La ministre fédérale des Finances, Chrystia Freeland, et le gouverneur de la Banque du Canada, Tiff Macklem, se sont vigoureusement défendus lundi d’avoir fait le choix d’un double mandat comme l’ont fait les États-Unis pour la Réserve fédérale américaine.
Justin Tang La Presse canadienne La ministre fédérale des Finances, Chrystia Freeland, et le gouverneur de la Banque du Canada, Tiff Macklem, se sont vigoureusement défendus lundi d’avoir fait le choix d’un double mandat comme l’ont fait les États-Unis pour la Réserve fédérale américaine.

La Banque du Canada « continuera » d’avoir pour mission de maintenir l’inflation à long terme à 2 %, tout en surveillant l’emploi.

La ministre fédérale des Finances, Chrystia Freeland, et le gouverneur de la Banque du Canada, Tiff Macklem, se sont vigoureusement défendus lundi d’avoir fait le choix d’un double mandat comme l’ont fait les États-Unis pour la Réserve fédérale américaine. « Il est question aujourd’hui de continuité », a souligné la ministre lors d’une déclaration concernant le processus de renouvellement du cadre de politique monétaire pour les cinq prochaines années.

« Maintenir un environnement stable pour les prix que les Canadiens payent est l’objectif central de la politique monétaire canadienne. Cela a été le cas au cours des 30 dernières années. Cela restera le cas pour les cinq prochaines années », a-t-elle déclaré en réponse à une question des journalistes. Mais lorsque les circonstances le commanderont et que la flexibilité de son cadre le permettra, la Banque devrait aussi « continuer de soutenir l’atteinte du niveau d’emploi durable maximal », a ajouté Mme Freeland, précisant qu’il ne s’agirait là que d’une « reconnaissance explicite de ce que la Banque faisait déjà, à raison ».

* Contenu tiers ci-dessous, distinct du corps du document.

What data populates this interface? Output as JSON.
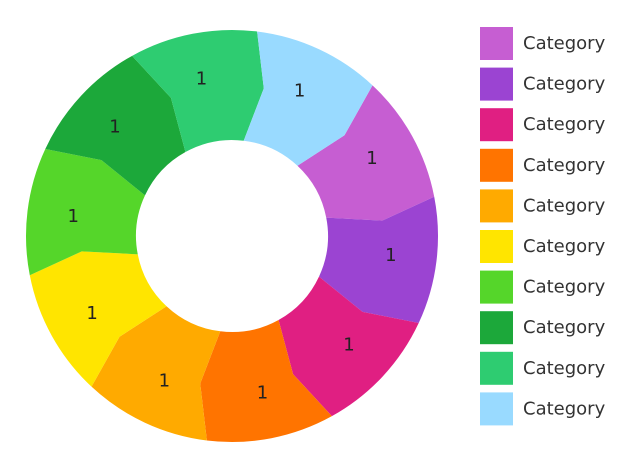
{
  "chart_data": {
    "type": "pie",
    "variant": "donut-arrows",
    "legend_position": "right",
    "slices": [
      {
        "label": "Category",
        "value": 1,
        "value_label": "1",
        "color": "#C65ED2"
      },
      {
        "label": "Category",
        "value": 1,
        "value_label": "1",
        "color": "#9B44D2"
      },
      {
        "label": "Category",
        "value": 1,
        "value_label": "1",
        "color": "#E01F82"
      },
      {
        "label": "Category",
        "value": 1,
        "value_label": "1",
        "color": "#FF7400"
      },
      {
        "label": "Category",
        "value": 1,
        "value_label": "1",
        "color": "#FFAA00"
      },
      {
        "label": "Category",
        "value": 1,
        "value_label": "1",
        "color": "#FFE500"
      },
      {
        "label": "Category",
        "value": 1,
        "value_label": "1",
        "color": "#55D62A"
      },
      {
        "label": "Category",
        "value": 1,
        "value_label": "1",
        "color": "#1CA83A"
      },
      {
        "label": "Category",
        "value": 1,
        "value_label": "1",
        "color": "#2ECC71"
      },
      {
        "label": "Category",
        "value": 1,
        "value_label": "1",
        "color": "#99DAFF"
      }
    ]
  }
}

« Cette entente est vraiment à propos de continuité et de clarté », a indiqué Tiff Macklem.

L’annonce arrive dans le contexte où une série de facteurs que la Banque du Canada qualifie de « temporaires » — comme les perturbations et les goulots d’étranglement dans les chaînes d’approvisionnement, les sécheresses et l’envolée du prix du pétrole — pousse fortement à la hausse les prix à la consommation depuis quelques mois, mais où la banque centrale hésite à remonter son taux directeur pour calmer la flambée inflationniste de peur de plomber la reprise économique en cours. Aux dernières nouvelles, l’inflation était de 4,7 % sur 12 mois au Canada, et le taux de chômage (6 %), à quelques dixièmes de point de son niveau prépandémique.

La Banque conservera ainsi sa mission de maintenir l’augmentation moyenne de l’Indice des prix à la consommation (IPC) sur 12 mois au « niveau bas, stable et prévisible » de 2 %, défini comme « le point médian d’une fourchette qui va de 1 % à 3 % ». Depuis qu’elle a adopté cette approche, il y a trois décennies, elle s’est d’ailleurs remarquablement bien acquittée de sa tâche, s’est-elle félicitée, maintenant une inflation moyenne de 1,9 % depuis 1991.

Changements dans la continuité

 

Mené conjointement et « sans a priori » par le gouvernement fédéral et la Banque, le dernier réexamen du cadre de la politique monétaire a commencé il y a deux ans et a été le plus exhaustif des 30 dernières années, a expliqué Tiff Macklem. Les deux instances ont comparé une demi-douzaine d’approches possibles, dont le double mandat, et ont procédé à des simulations. De nombreux experts et la population ont aussi été consultés : 53 % des Canadiens disent privilégier une inflation stable et prévisible, 27 %, une croissance économique soutenue, et 20 %, le niveau d’emploi durable maximal.

D’après les conclusions de l’examen, le mieux serait de rester avec le modèle actuel de « ciblage flexible de l’inflation », en raison, entre autres, de son efficacité, de son incidence sur la stabilité financière et économique et de sa compréhension facile par le plus grand nombre.

On continue de s’attendre à ce que le taux directeur de la Banque du Canada puisse, en période de crise, arriver rapidement à son niveau plancher et forcer l’institution, à l’instar des dernières années, à recourir à d’autres outils d’intervention monétaire, comme l’injection massive de liquidités (assouplissement quantitatif). La Banque devra aussi, dit-on, tenir compte dans ses analyses de l’influence grandissante sur l’économie et la finance de facteurs tels que les changements climatiques, la rareté de la main-d’œuvre et les inégalités.